CT was the most effective treatment for SAD at both posttreatment and follow-up compared to paroxetine and better than combined treatment at the 12-month follow-up on the Liebowitz Social Anxiety Scale. Combined treatment provided no advantage over single treatments; rather there was less effect of the combined treatment compared to CT alone.

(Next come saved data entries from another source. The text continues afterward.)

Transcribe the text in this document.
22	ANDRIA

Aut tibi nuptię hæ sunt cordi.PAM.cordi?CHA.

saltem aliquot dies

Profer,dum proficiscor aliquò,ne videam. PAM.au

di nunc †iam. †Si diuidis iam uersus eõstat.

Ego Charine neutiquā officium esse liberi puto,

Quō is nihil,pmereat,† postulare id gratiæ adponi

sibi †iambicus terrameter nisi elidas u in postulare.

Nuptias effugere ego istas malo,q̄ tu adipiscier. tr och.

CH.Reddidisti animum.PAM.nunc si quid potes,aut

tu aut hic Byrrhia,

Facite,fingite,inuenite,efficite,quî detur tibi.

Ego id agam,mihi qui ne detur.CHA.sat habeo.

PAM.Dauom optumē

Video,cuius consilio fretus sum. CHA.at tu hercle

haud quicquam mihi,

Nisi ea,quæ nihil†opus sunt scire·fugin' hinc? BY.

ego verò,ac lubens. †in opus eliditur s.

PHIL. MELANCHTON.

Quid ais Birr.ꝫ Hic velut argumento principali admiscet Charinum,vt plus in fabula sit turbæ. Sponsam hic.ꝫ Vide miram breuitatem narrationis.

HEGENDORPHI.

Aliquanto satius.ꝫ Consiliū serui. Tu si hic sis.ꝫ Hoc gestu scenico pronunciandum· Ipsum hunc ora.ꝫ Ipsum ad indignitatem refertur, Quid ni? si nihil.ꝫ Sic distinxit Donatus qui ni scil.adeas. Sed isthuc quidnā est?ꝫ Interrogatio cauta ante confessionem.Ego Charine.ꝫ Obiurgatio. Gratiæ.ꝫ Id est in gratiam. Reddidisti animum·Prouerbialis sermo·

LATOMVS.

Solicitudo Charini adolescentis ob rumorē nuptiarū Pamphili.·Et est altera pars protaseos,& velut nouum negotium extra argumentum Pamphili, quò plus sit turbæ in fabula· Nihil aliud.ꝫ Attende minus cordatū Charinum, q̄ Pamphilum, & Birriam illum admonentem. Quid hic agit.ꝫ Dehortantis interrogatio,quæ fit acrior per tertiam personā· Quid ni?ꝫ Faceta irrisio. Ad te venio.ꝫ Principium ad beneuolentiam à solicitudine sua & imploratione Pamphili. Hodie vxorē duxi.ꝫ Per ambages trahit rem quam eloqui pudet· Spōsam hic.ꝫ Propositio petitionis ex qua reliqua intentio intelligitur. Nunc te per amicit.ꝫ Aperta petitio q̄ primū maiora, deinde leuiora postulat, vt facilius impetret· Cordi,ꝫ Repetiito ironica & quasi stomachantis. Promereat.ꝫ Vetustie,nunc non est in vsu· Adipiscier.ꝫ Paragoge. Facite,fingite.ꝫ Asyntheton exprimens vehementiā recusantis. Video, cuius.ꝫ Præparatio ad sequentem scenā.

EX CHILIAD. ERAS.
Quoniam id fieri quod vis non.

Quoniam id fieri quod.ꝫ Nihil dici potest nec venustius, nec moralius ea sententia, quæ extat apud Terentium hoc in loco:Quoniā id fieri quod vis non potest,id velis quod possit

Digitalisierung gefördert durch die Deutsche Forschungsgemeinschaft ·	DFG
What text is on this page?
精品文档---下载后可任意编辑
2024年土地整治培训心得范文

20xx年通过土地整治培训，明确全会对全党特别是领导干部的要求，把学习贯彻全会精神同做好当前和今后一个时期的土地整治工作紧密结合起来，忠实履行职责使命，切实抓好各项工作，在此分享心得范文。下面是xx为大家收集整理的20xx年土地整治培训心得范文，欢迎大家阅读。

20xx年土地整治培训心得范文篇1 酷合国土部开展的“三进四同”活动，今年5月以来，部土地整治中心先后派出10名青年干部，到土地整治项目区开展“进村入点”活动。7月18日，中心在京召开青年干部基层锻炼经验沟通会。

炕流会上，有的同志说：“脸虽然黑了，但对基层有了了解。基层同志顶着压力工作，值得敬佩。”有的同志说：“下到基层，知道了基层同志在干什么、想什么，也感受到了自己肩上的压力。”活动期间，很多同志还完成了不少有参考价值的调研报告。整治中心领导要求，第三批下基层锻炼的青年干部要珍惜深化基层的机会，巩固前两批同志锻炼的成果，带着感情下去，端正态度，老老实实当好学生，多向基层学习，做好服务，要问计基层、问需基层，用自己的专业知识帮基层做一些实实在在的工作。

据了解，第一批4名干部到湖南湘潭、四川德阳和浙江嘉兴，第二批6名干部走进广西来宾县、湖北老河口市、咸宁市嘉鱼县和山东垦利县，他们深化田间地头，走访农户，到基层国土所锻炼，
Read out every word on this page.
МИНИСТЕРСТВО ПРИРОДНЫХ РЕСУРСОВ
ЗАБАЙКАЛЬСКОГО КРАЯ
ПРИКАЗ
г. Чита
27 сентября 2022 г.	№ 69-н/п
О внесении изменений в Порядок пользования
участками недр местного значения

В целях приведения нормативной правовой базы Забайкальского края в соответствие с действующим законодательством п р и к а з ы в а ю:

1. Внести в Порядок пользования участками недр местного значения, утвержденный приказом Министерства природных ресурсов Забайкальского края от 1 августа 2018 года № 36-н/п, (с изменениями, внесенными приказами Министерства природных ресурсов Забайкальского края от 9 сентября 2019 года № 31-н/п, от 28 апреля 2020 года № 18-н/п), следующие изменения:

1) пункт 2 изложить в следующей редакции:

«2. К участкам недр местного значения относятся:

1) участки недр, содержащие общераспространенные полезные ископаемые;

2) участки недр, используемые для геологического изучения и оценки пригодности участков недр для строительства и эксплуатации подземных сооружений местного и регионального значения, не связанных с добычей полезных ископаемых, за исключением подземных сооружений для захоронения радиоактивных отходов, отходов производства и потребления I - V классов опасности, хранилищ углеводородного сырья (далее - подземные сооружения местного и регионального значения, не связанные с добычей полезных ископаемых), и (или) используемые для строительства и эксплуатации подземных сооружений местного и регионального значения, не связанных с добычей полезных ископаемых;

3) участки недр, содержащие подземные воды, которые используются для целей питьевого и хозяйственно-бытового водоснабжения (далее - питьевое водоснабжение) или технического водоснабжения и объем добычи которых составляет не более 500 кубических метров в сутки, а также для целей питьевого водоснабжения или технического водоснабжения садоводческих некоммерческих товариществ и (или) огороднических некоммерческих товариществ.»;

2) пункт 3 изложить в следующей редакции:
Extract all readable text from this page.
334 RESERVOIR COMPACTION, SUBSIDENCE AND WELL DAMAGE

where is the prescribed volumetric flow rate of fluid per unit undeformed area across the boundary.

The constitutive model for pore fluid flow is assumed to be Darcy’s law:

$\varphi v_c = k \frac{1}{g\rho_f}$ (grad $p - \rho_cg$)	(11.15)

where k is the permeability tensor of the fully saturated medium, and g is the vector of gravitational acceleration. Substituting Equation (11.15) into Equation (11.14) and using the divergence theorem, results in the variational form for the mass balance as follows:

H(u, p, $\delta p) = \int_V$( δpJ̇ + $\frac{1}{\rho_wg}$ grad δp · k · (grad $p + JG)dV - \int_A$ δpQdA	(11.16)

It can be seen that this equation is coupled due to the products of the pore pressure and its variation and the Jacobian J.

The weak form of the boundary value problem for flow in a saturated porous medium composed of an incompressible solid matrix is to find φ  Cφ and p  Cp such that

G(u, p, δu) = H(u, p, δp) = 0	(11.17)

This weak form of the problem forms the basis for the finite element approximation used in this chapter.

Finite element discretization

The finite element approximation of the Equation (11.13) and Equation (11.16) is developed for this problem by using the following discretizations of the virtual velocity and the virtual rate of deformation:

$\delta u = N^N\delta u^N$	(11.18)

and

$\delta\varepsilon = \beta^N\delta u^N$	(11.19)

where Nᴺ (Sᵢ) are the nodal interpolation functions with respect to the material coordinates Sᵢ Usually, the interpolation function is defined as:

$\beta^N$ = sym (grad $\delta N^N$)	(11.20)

治疗社交焦虑障碍(SAD)最有效的方法是选择性 5-羟色胺再摄取抑制剂(SSRIs)和认知疗法(CT)。提倡对 SAD 进行联合治疗,但尚未在使用 CT 和 SSRI 的随机试验中进行评估。我们的目的是评估一种治疗方法是否比另一种更有效,以及联合治疗是否比单一治疗更有效。
共有 102 名患者被随机分配至帕罗西汀、CT、CT 和帕罗西汀联合治疗或安慰剂组。药物治疗持续 26 周。在 102 名患者中,54%符合附加诊断回避型人格障碍的标准。在治疗结束时和 12 个月随访评估时测量结局。
CT 在治疗结束时优于单独使用帕罗西汀和安慰剂,但不如联合治疗。在 12 个月的随访中,CT 组保持了获益,并且明显优于安慰剂和单独使用帕罗西汀,而联合治疗、单独使用帕罗西汀和安慰剂之间没有显著差异。在 12 个月时,CT 组的恢复率(68%)明显高于联合治疗组(40%)、帕罗西汀组(24%)和安慰剂组(4%)。
与帕罗西汀相比,CT 在治疗结束时和随访时都是治疗 SAD 的最有效方法,在 Liebowitz 社交焦虑量表上,12 个月随访时 CT 优于联合治疗。联合治疗与单一治疗相比没有优势;实际上,联合治疗的效果不如单独使用 CT。